Orhan Pamuk: Benim Adım Kırmızı (My Name Is Red)
A post-modernist detective story set in 16th century Istanbul is certainly an interesting proposition and Pamuk definitely makes it work. The story concerns a group of artists working on a secret illustrated book, ordered by the Sultan to celebrate his rule but done, contrary to tradition, in European style. There are three main miniaturists working on the project, known as Butterfly, Olive and Stork, nicknames given to them by the Head Illuminator, Master Osman. There is an illuminator called Elegant Effendi because his work is so elegant. There is the head of the Sultan’s project, Enishte Effendi. Enishte means uncle and he is so called because his nephew, Black, called him Enishte, so others followed. Black has just returned to Istanbul after twelve years away, to assist his uncle on the Sultan’s project. He had left because he was in love with Enishte’s daughter and his cousin, Shekure. He had declared his love to her and, as a result, his uncle had asked him to leave. He is still in love with Shekure. She had married a military officer in the meantime and they had two sons. However, her husband had disappeared in the Persia campaign and is believed dead. As there is no evidence of his death, she is still married to him. She had been living with her father-in-law and brother-in-law, Hasan, but Hasan had fallen in love with her and has assaulted her so her father-in-law had allowed her and her children to leave and go and live with her father. At the start of the novel, Hasan is trying to get her to return.
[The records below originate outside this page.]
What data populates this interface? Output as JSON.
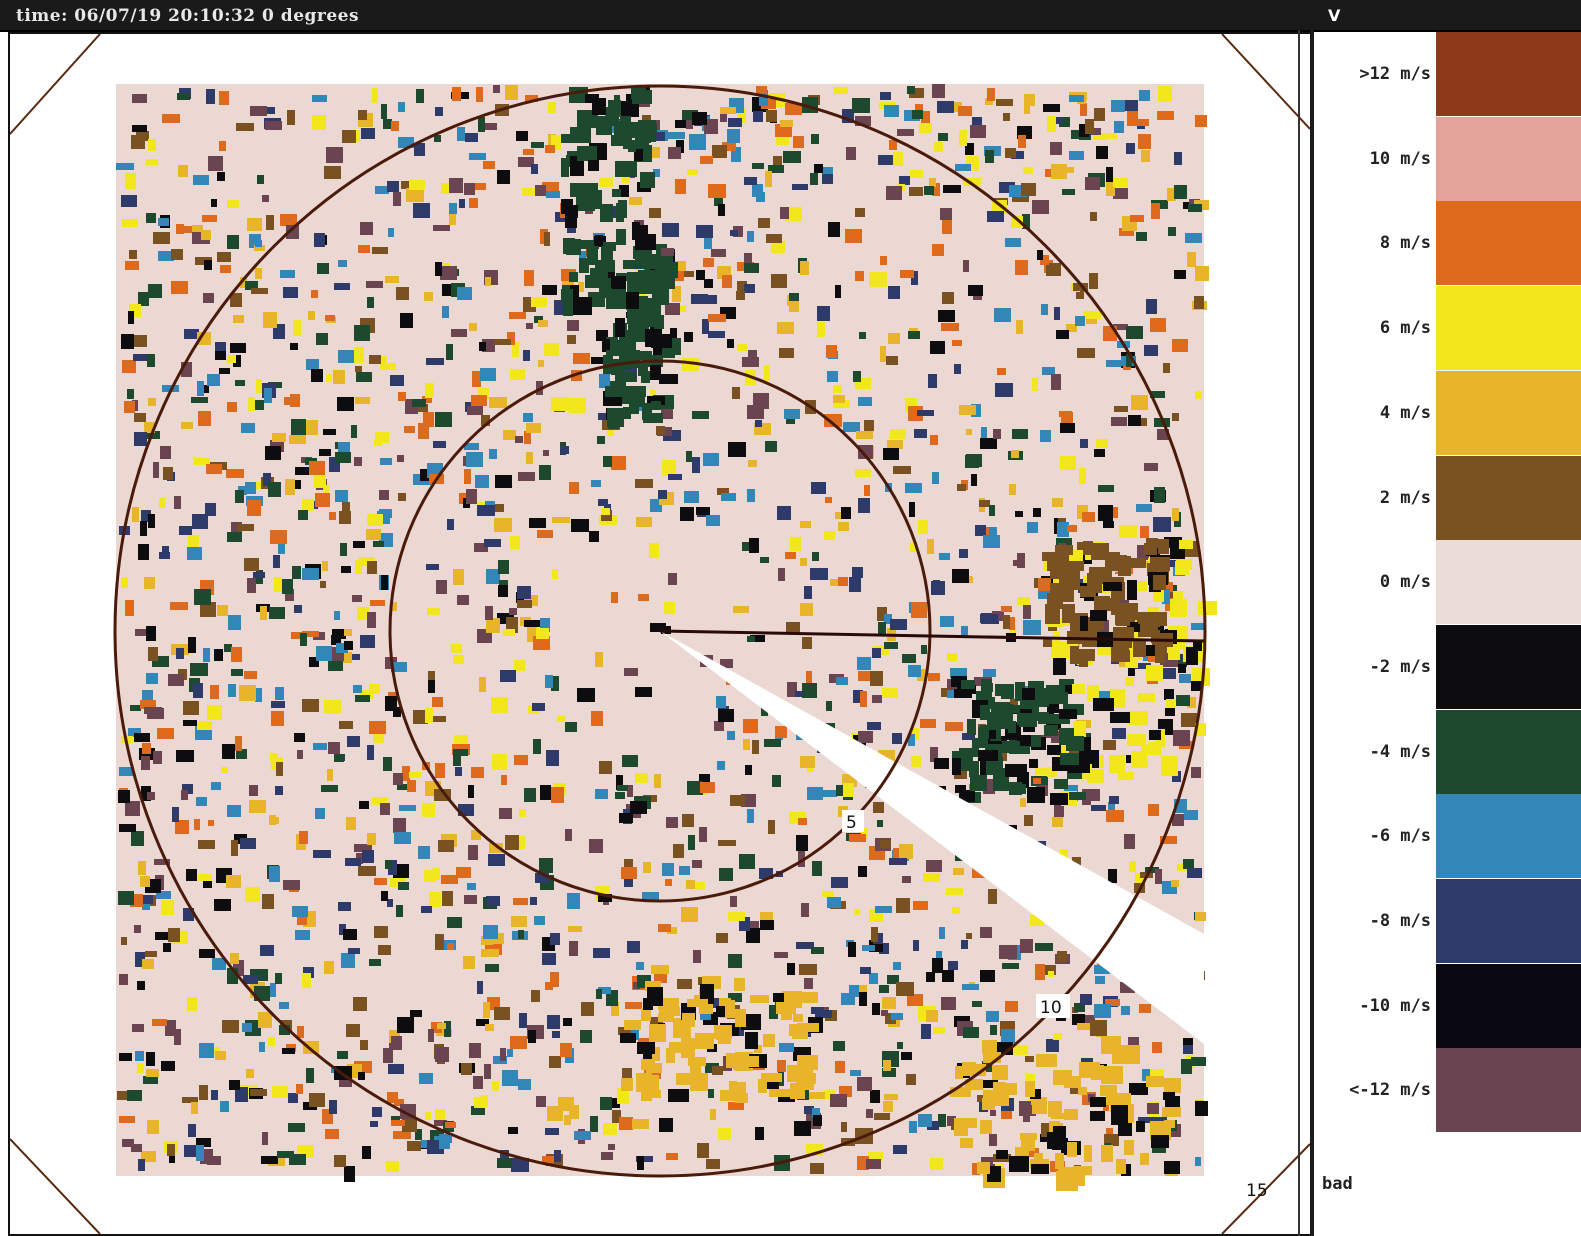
{
  "window": {
    "title": "time: 06/07/19 20:10:32 0 degrees",
    "corner_label": "V"
  },
  "plot": {
    "range_ring_labels": [
      "5",
      "10",
      "15"
    ]
  },
  "legend": {
    "items": [
      {
        "label": ">12 m/s",
        "color": "#8e3a1a"
      },
      {
        "label": "10 m/s",
        "color": "#e3a29a"
      },
      {
        "label": "8 m/s",
        "color": "#de6a1e"
      },
      {
        "label": "6 m/s",
        "color": "#f2e71a"
      },
      {
        "label": "4 m/s",
        "color": "#e8b42a"
      },
      {
        "label": "2 m/s",
        "color": "#7a5222"
      },
      {
        "label": "0 m/s",
        "color": "#ecdcd8"
      },
      {
        "label": "-2 m/s",
        "color": "#0d0d10"
      },
      {
        "label": "-4 m/s",
        "color": "#1d4a2e"
      },
      {
        "label": "-6 m/s",
        "color": "#3286b8"
      },
      {
        "label": "-8 m/s",
        "color": "#2e3a6a"
      },
      {
        "label": "-10 m/s",
        "color": "#0a0810"
      },
      {
        "label": "<-12 m/s",
        "color": "#6a4450"
      }
    ],
    "bad_label": "bad"
  }
}
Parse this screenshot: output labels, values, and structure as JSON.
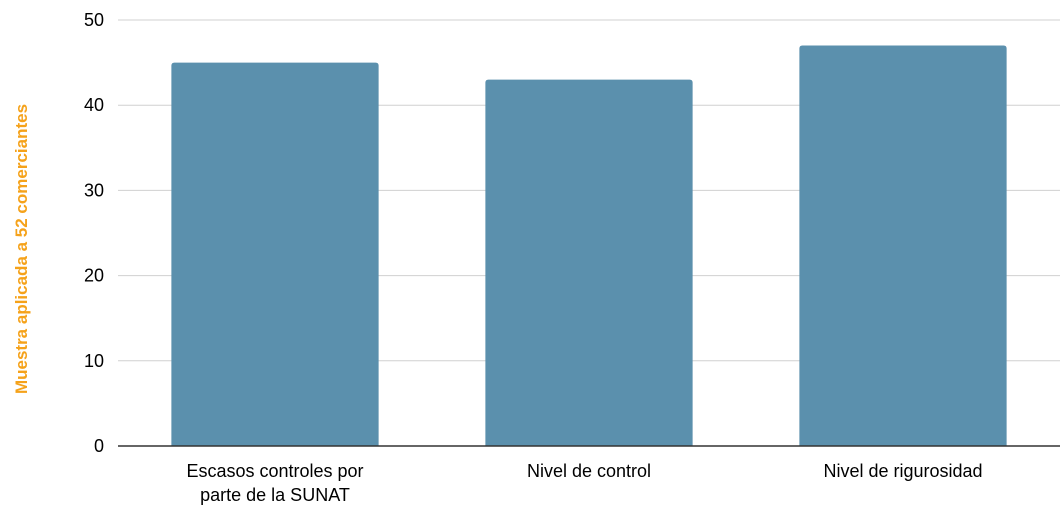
{
  "chart_data": {
    "type": "bar",
    "categories": [
      [
        "Escasos controles por",
        "parte de la SUNAT"
      ],
      [
        "Nivel de control"
      ],
      [
        "Nivel de rigurosidad"
      ]
    ],
    "values": [
      45,
      43,
      47
    ],
    "ylabel": "Muestra aplicada a 52 comerciantes",
    "ylim": [
      0,
      50
    ],
    "yticks": [
      "0",
      "10",
      "20",
      "30",
      "40",
      "50"
    ],
    "grid": true,
    "colors": {
      "bar": "#5b90ad",
      "ylabel": "#f5a21a",
      "grid": "#d0d0d0",
      "axis": "#333333"
    }
  }
}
Pamuk tells the story through the characters. Each chapter is entitled I Am…, with the name of the character telling his, her or its story in the title. Not only do the main characters tell their story but we also hear from the victims after their deaths, from a six-year old boy (Shekure’s youngest son), from Satan, a dog, a horse, a gold coin, a tree, death and two dervishes who died over a hundred years ago. We also hear from the main suspects (by name) as well as from the murderer who does not identify himself till the very end. The start of the story is the tale of Elegant Effendi, the first victim, lying dead at the bottom of a well. Naturally, as this is Pamuk and 16th century Istanbul, this is not your conventional detective story. Indeed, the method used to find out who the murderer is involves detailed examination of the various illuminations and miniatures to spot tell-tale traces of similarities between a painting found on Elegant Effendi’s corpse and a missing painting stolen from the second victim.
But, of course, not only does Pamuk keep us guessing as to the identity of the murderer, though we have soon narrowed it down to three possibilities, but he also discourses on a variety of subjects. The main topic, of course, is art, in particular the differences between European art (using techniques such as shade and perspective) and Islamic art (which is not as the artist sees but as Allah sees). The artists themselves are struggling with this, nominally being fully in favour of Islamic art but dabbling with European techniques and even doing some European art on the side for the tourists (including porn). But there is no doubt that European art is considered counterfeit, like the counterfeit European gold coins that are appearing in Istanbul. Of course, related to this, there is an Islamic backlash, with a fundamentalist preacher condemning the move from true Islam and backing up his views with violence. Love, loyalty, women’s rights and the whole idea of artistic creation are some of the other themes Pamuk discusses. Indeed, the plot is something of a MacGuffin and when the murderer is finally revealed, it seems almost irrelevant. For Pamuk is one of those writers who tells his tale in such an elegant and intelligent manner that plot is decidedly secondary.